[JPL] Long Live the King: Thought this might be of national interest

JASS jassav at comcast.net
Sun Mar 18 18:17:22 EDT 2007


Celebrating the Memory of Late Jazz Pioneer Joe "King" Oliver
 
March 16, 2007 (Savannah, Georgia) -  On "Saturday, March 24 at 3 p.m."  the Friends of King Oliver, Friends of African American Arts and Savannah Music Festival honor the legacy of jazz pioneer Joe "King" Oliver at 514 Martin Luther King Jr. Blvd. with the unveiling of a commemorative plaque. 

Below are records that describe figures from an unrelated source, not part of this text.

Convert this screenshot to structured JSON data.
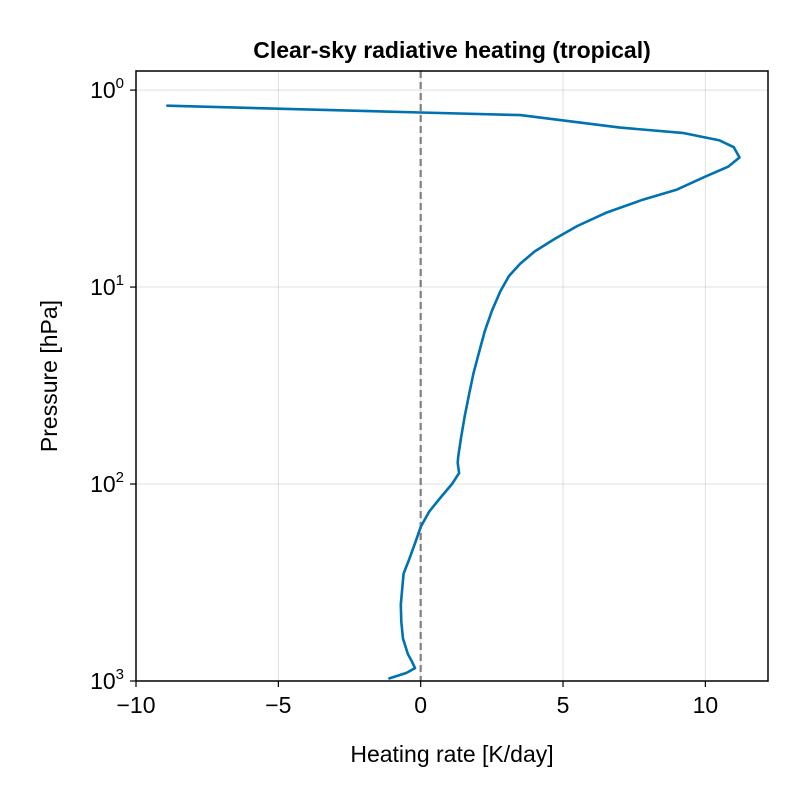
{
  "chart_data": {
    "type": "line",
    "title": "Clear-sky radiative heating (tropical)",
    "xlabel": "Heating rate [K/day]",
    "ylabel": "Pressure [hPa]",
    "xlim": [
      -10,
      12.2
    ],
    "ylim": [
      1000,
      0.8
    ],
    "yscale": "log",
    "y_reversed": true,
    "grid": true,
    "x_ticks": [
      {
        "value": -10,
        "label": "−10"
      },
      {
        "value": -5,
        "label": "−5"
      },
      {
        "value": 0,
        "label": "0"
      },
      {
        "value": 5,
        "label": "5"
      },
      {
        "value": 10,
        "label": "10"
      }
    ],
    "y_ticks": [
      {
        "value": 1,
        "base": "10",
        "exp": "0"
      },
      {
        "value": 10,
        "base": "10",
        "exp": "1"
      },
      {
        "value": 100,
        "base": "10",
        "exp": "2"
      },
      {
        "value": 1000,
        "base": "10",
        "exp": "3"
      }
    ],
    "reference_line": {
      "x": 0,
      "style": "dashed",
      "color": "#808080"
    },
    "series": [
      {
        "color": "#0072B2",
        "points": [
          {
            "x": -8.9,
            "y": 1.2
          },
          {
            "x": 0.0,
            "y": 1.3
          },
          {
            "x": 3.5,
            "y": 1.34
          },
          {
            "x": 7.0,
            "y": 1.55
          },
          {
            "x": 9.2,
            "y": 1.65
          },
          {
            "x": 10.5,
            "y": 1.8
          },
          {
            "x": 11.0,
            "y": 1.95
          },
          {
            "x": 11.2,
            "y": 2.2
          },
          {
            "x": 10.8,
            "y": 2.45
          },
          {
            "x": 10.0,
            "y": 2.75
          },
          {
            "x": 9.0,
            "y": 3.2
          },
          {
            "x": 7.8,
            "y": 3.6
          },
          {
            "x": 6.5,
            "y": 4.2
          },
          {
            "x": 5.5,
            "y": 4.9
          },
          {
            "x": 4.7,
            "y": 5.7
          },
          {
            "x": 4.0,
            "y": 6.6
          },
          {
            "x": 3.5,
            "y": 7.6
          },
          {
            "x": 3.1,
            "y": 8.8
          },
          {
            "x": 2.8,
            "y": 10.5
          },
          {
            "x": 2.5,
            "y": 13.2
          },
          {
            "x": 2.25,
            "y": 16.8
          },
          {
            "x": 2.05,
            "y": 21.5
          },
          {
            "x": 1.85,
            "y": 27.5
          },
          {
            "x": 1.7,
            "y": 35.0
          },
          {
            "x": 1.55,
            "y": 45.0
          },
          {
            "x": 1.42,
            "y": 58.0
          },
          {
            "x": 1.32,
            "y": 72.0
          },
          {
            "x": 1.3,
            "y": 78.0
          },
          {
            "x": 1.35,
            "y": 88.0
          },
          {
            "x": 1.1,
            "y": 100.0
          },
          {
            "x": 0.7,
            "y": 117.0
          },
          {
            "x": 0.3,
            "y": 138.0
          },
          {
            "x": 0.0,
            "y": 165.0
          },
          {
            "x": -0.2,
            "y": 200.0
          },
          {
            "x": -0.4,
            "y": 240.0
          },
          {
            "x": -0.6,
            "y": 285.0
          },
          {
            "x": -0.65,
            "y": 340.0
          },
          {
            "x": -0.7,
            "y": 410.0
          },
          {
            "x": -0.68,
            "y": 500.0
          },
          {
            "x": -0.62,
            "y": 610.0
          },
          {
            "x": -0.45,
            "y": 730.0
          },
          {
            "x": -0.3,
            "y": 800.0
          },
          {
            "x": -0.2,
            "y": 860.0
          },
          {
            "x": -0.5,
            "y": 910.0
          },
          {
            "x": -1.1,
            "y": 970.0
          }
        ]
      }
    ]
  }
}
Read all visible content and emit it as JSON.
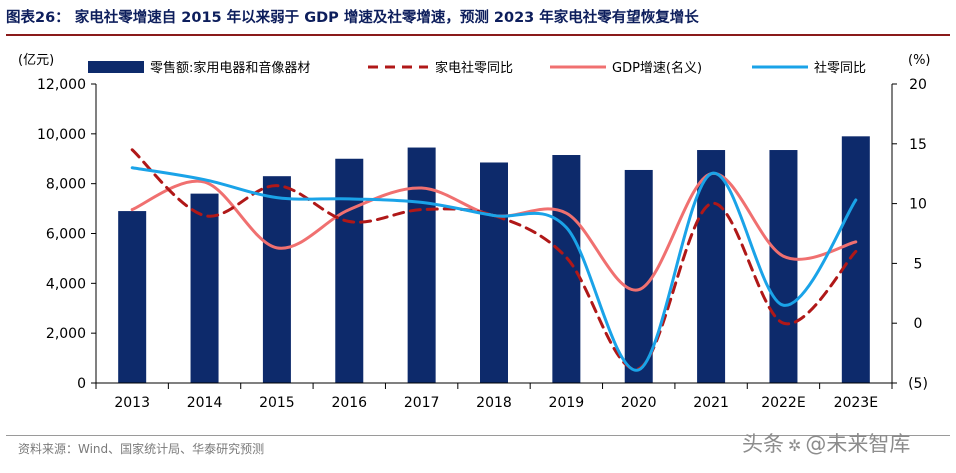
{
  "title": "图表26： 家电社零增速自 2015 年以来弱于 GDP 增速及社零增速，预测 2023 年家电社零有望恢复增长",
  "source": "资料来源：Wind、国家统计局、华泰研究预测",
  "watermark": {
    "prefix": "头条",
    "handle": "@未来智库",
    "logo_text": "未来智库"
  },
  "colors": {
    "bar": "#0d2a6b",
    "dashed": "#b01818",
    "gdp": "#f07070",
    "retail": "#1aa3e8",
    "title": "#0d1e5c"
  },
  "chart_data": {
    "type": "bar+line",
    "title": "",
    "categories": [
      "2013",
      "2014",
      "2015",
      "2016",
      "2017",
      "2018",
      "2019",
      "2020",
      "2021",
      "2022E",
      "2023E"
    ],
    "y_left": {
      "label": "(亿元)",
      "ylim": [
        0,
        12000
      ],
      "ticks": [
        "0",
        "2,000",
        "4,000",
        "6,000",
        "8,000",
        "10,000",
        "12,000"
      ],
      "tick_values": [
        0,
        2000,
        4000,
        6000,
        8000,
        10000,
        12000
      ]
    },
    "y_right": {
      "label": "(%)",
      "ylim": [
        -5,
        20
      ],
      "ticks": [
        "(5)",
        "0",
        "5",
        "10",
        "15",
        "20"
      ],
      "tick_values": [
        -5,
        0,
        5,
        10,
        15,
        20
      ]
    },
    "series": [
      {
        "name": "零售额:家用电器和音像器材",
        "type": "bar",
        "axis": "left",
        "values": [
          6900,
          7600,
          8300,
          9000,
          9450,
          8850,
          9150,
          8550,
          9350,
          9350,
          9900
        ]
      },
      {
        "name": "家电社零同比",
        "type": "line",
        "style": "dashed",
        "axis": "right",
        "values": [
          14.5,
          9.0,
          11.5,
          8.5,
          9.5,
          9.0,
          5.5,
          -3.8,
          10.0,
          0.0,
          6.0
        ]
      },
      {
        "name": "GDP增速(名义)",
        "type": "line",
        "style": "solid",
        "axis": "right",
        "values": [
          9.5,
          11.8,
          6.3,
          9.5,
          11.3,
          9.0,
          9.2,
          2.8,
          12.5,
          5.6,
          6.8
        ]
      },
      {
        "name": "社零同比",
        "type": "line",
        "style": "solid",
        "axis": "right",
        "values": [
          13.0,
          12.0,
          10.5,
          10.4,
          10.1,
          9.0,
          8.0,
          -3.9,
          12.5,
          1.5,
          10.3
        ]
      }
    ],
    "legend_position": "top"
  }
}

Wynton Marsalis, who will be in town for his Savannah debut with the Jazz at Lincoln Center Orchestra at the Savannah Music Festival, is scheduled to make an appearance to say a few words about Oliver. 
 
Joe Oliver, one of the most important figures in early Jazz, spent the final years of his life in Savannah. He was the mentor and teacher of Louis Armstrong, who idolized him and called him "Papa Joe." Oliver led one of the best and most important bands in early jazz, King Oliver's Creole Jazz Band. Oliver was the inventor of the Harmon mute and famous for using mutes derbies, bottles and cups to alter the sound of his cornet. The group's 1923 sessions were a milestone in Jazz, introducing the playing of Louis Armstrong to the world and featuring one the first recorded "solo" in jazz, Oliver's famous "Dippermouth Blues" from 1923. The site of the plaque installation is very near where Oliver lived and worked while in Savannah.
 
Brief remarks will also be made by Dr. Julius "Boo" Hornstein and Dr. Walter Evans. This event is free and open to the public. On Sunday, March 25 at 11 a.m., Hornstein presents a lecture titled "The King in Exile,"  an accounting of King Oliver's last days in Savannah, at the Neises Auditorium in the Jepson Center for the Arts.